NEW YORK, Aug 10 (Reuters) - A woman who accused billionaire Leon Black of sexual violence and defamation is now alleging the former Apollo Global Management Inc chief once flew her to Florida for a potential sexual encounter with Jeffrey Epstein, the late financier and sex offender.

Guzel Ganieva’s latest accusation came in an amended civil complaint filed on Monday in a New York state court.

The Russian model had sued Black on June 1, and Black countersued for defamation on July 19. Both are seeking unspecified damages.

“Ms. Ganieva’s story today is demonstrably and transparently false and betrays her willingness to say anything and fabricate a story in the hope that something will stick,” Danya Perry, a lawyer for Black, said in a statement on Monday.

Ganieva, now in her late 30s, previously accused Black of numerous instances of unwanted sexual conduct before having her sign a nondisclosure agreement in 2015, and defamation for publicly accusing her of trying to extort him.

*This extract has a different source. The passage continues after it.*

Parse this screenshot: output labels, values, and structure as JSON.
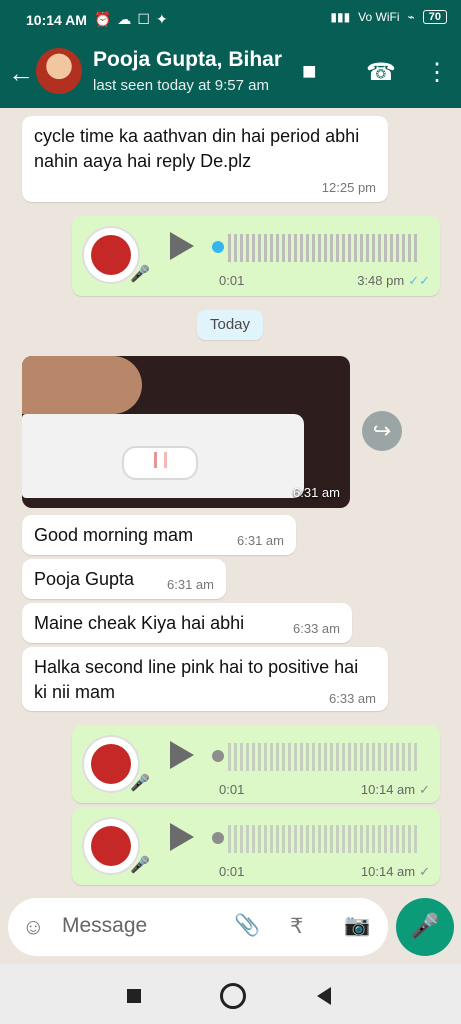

Black’s lawyers have said their client, who is married, had a consensual 6-1/2-year relationship with Ganieva, and paid her $100,000 a month for several years not to discuss it.

In Monday’s complaint, Ganieva said Black picked her up in October 2008, purportedly for a lunch in Manhattan, but instead took her on a private jet to Florida, where Epstein had a home.

The complaint said Epstein had been on work release, after pleading guilty to a Florida state prostitution charge.

It said that after Ganieva met Epstein, and “it became clear that Ms. Ganieva would not be engaging in sex with Epstein, Epstein and Black became angry and upset with Ms. Ganieva.”

Perry said in her statement that she had asked a judge to order the production of “documentary evidence that will expose Ms. Ganieva and unmask her confederates and their illegal conduct.”

Jeanne Christensen, a lawyer for Ganieva, said in a statement the amended complaint exposed Black’s counterclaims as an attempt “to inflict extreme pain upon Ms. Ganieva while making good on his threats to destroy her life.”

Black, 70, stepped down as Apollo’s chief executive and chairman this year after an independent review by the Dechert law firm said he paid Epstein $158 million for tax and estate planning.

The review found Black was not involved with Epstein’s criminal activities. Black said at the time he deeply regretted his involvement with Epstein.

Epstein killed himself in a Manhattan jail in August 2019 while awaiting trial on sex trafficking charges.